LLMs are computationally expensive to pre-train due to their large scale. Model growth emerges as a promising approach by leveraging smaller models to accelerate the training of larger ones. However, the viability of these model growth methods in efficient LLM pre-training remains underexplored. This work identifies three critical $\underline{\textit{O}}$bstacles: ($\textit{O}$1) lack of comprehensive evaluation, ($\textit{O}$2) untested viability for scaling, and ($\textit{O}$3) lack of empirical guidelines. To tackle $\textit{O}$1, we summarize existing approaches into four atomic growth operators and systematically evaluate them in a standardized LLM pre-training setting. Our findings reveal that a depthwise stacking operator, called $G_{\text{stack}}$, exhibits remarkable acceleration in training, leading to decreased loss and improved overall performance on eight standard NLP benchmarks compared to strong baselines. Motivated by these promising results, we conduct extensive experiments to delve deeper into $G_{\text{stack}}$ to address $\textit{O}$2 and $\textit{O}$3. For $\textit{O}$2 (untested scalability), our study shows that $G_{\text{stack}}$ is scalable and consistently performs well, with experiments up to 7B LLMs after growth and pre-training LLMs with 750B tokens. For example, compared to a conventionally trained 7B model using 300B tokens, our $G_{\text{stack}}$ model converges to the same loss with 194B tokens, resulting in a 54.6\% speedup. We further address $\textit{O}$3 (lack of empirical guidelines) by formalizing guidelines to determine growth timing and growth factor for $G_{\text{stack}}$, making it practical in general LLM pre-training. We also provide in-depth discussions and comprehensive ablation studies of $G_{\text{stack}}$. Our code and pre-trained model are available at https://llm-stacking.github.io.

Figures (44)

• Figure 1: The training loss for two 7B LLMs, trained from scratch and with $G_{\text{direct}}^{\uparrow}$ ($G_{\text{stack}}$). At 300B tokens, $G_{\text{stack}}$ accelerates by 54.6% compared to scratch.

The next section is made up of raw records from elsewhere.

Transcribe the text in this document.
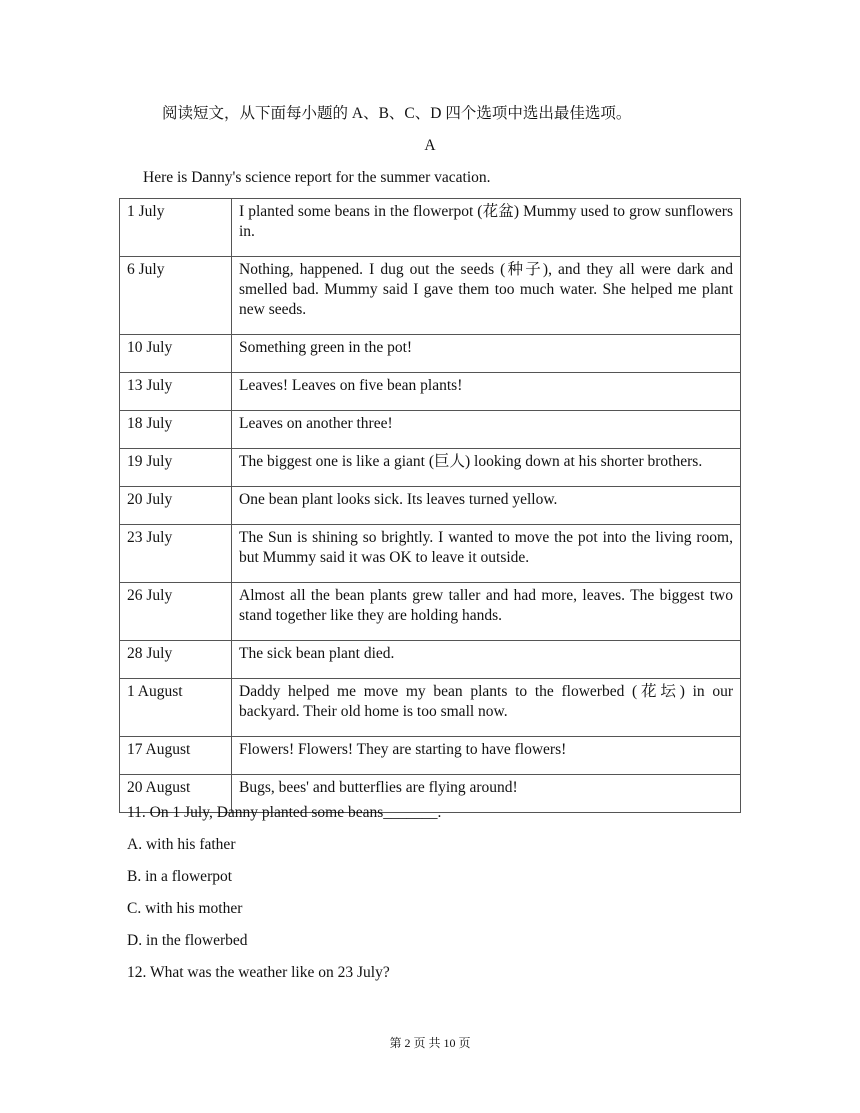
阅读短文，从下面每小题的 A、B、C、D 四个选项中选出最佳选项。
A
Here is Danny's science report for the summer vacation.
1 July	I planted some beans in the flowerpot (花盆) Mummy used to grow sunflowers in.
6 July	Nothing, happened. I dug out the seeds (种子), and they all were dark and smelled bad. Mummy said I gave them too much water. She helped me plant new seeds.
10 July	Something green in the pot!
13 July	Leaves! Leaves on five bean plants!
18 July	Leaves on another three!
19 July	The biggest one is like a giant (巨人) looking down at his shorter brothers.
20 July	One bean plant looks sick. Its leaves turned yellow.
23 July	The Sun is shining so brightly. I wanted to move the pot into the living room, but Mummy said it was OK to leave it outside.
26 July	Almost all the bean plants grew taller and had more, leaves. The biggest two stand together like they are holding hands.
28 July	The sick bean plant died.
1 August	Daddy helped me move my bean plants to the flowerbed (花坛) in our backyard. Their old home is too small now.
17 August	Flowers! Flowers! They are starting to have flowers!
20 August	Bugs, bees' and butterflies are flying around!
11. On 1 July, Danny planted some beans_______.
A. with his father
B. in a flowerpot
C. with his mother
D. in the flowerbed
12. What was the weather like on 23 July?
第 2 页 共 10 页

• Figure 2: The simplified illustration of four growth operators $G_{\text{direct}}$, $G_{\text{learn}}$, $G_{\text{zero}}$ and $G_{\text{random}}$, each of which can grow along widthwise (intra-layer) $G^{\to}$ or depthwise (layer-wise) $G^{\uparrow}$. $\mathbf{W_n}$ is the parameters before growth, while $\mathbf{D_n}$ , $\mathbf{R_n}$ and $\mathbf{O}$ are the growth parameters derived from the old, randomly initialized, and zero-initialized respectively. Except $G_{\text{direct}}$, other three operators only illustrates the widthwise growth.
• Figure 3: We evaluate operators using training loss and Lambada paperno2016lambada, ARC-c clark2018think, ARC-e clark2018think, Logiqa liu2020logiqa, PIQA bisk2019piqa, Sciq welbl2017crowdsourcing, Winogrande sakaguchi2019winogrande and Wikitext PPL merity2016pointer totaling eight standard NLP benchmarks. After $8 \times 10^{20}$ FLOPs of training, $G_{\text{direct}}^\uparrow$ demonstrates a significant speedup.

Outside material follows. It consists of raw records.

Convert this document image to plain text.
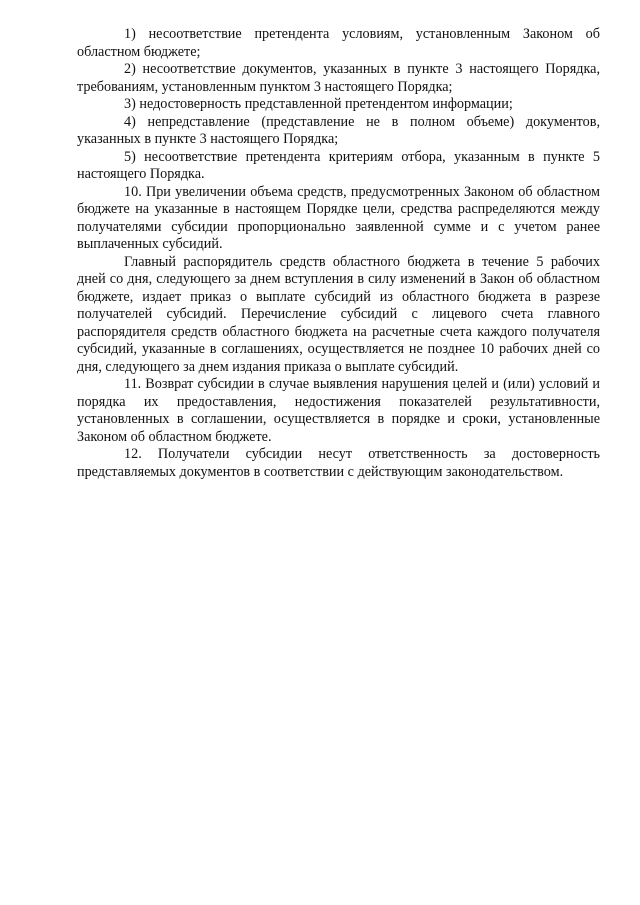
1) несоответствие претендента условиям, установленным Законом об областном бюджете;

2) несоответствие документов, указанных в пункте 3 настоящего Порядка, требованиям, установленным пунктом 3 настоящего Порядка;

3) недостоверность представленной претендентом информации;

4) непредставление (представление не в полном объеме) документов, указанных в пункте 3 настоящего Порядка;

5) несоответствие претендента критериям отбора, указанным в пункте 5 настоящего Порядка.

10. При увеличении объема средств, предусмотренных Законом об областном бюджете на указанные в настоящем Порядке цели, средства распределяются между получателями субсидии пропорционально заявленной сумме и с учетом ранее выплаченных субсидий.

Главный распорядитель средств областного бюджета в течение 5 рабочих дней со дня, следующего за днем вступления в силу изменений в Закон об областном бюджете, издает приказ о выплате субсидий из областного бюджета в разрезе получателей субсидий. Перечисление субсидий с лицевого счета главного распорядителя средств областного бюджета на расчетные счета каждого получателя субсидий, указанные в соглашениях, осуществляется не позднее 10 рабочих дней со дня, следующего за днем издания приказа о выплате субсидий.

11. Возврат субсидии в случае выявления нарушения целей и (или) условий и порядка их предоставления, недостижения показателей результативности, установленных в соглашении, осуществляется в порядке и сроки, установленные Законом об областном бюджете.

12. Получатели субсидии несут ответственность за достоверность представляемых документов в соответствии с действующим законодательством.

• Figure 4: Training 3B LLMs with 300B tokens. $G_{\text{stack}}$ significantly outperforms scratch in (a) loss and (b) average accuracy across NLP benchmarks. At 180B and 240B tokens, $G_{\text{stack}}$ accelerates by 48.6% and 54.5% compared to scratch.
• Figure 5: Training 7B LLMs with 300B tokens. $G_{\text{stack}}$ significantly outperforms scratch in (a) loss and (b) average accuracy across NLP benchmarks. At 160B, 220B and 280B tokens, $G_{\text{stack}}$ accelerates by 40.8%, 55.3% and 53.8% compared to scratch.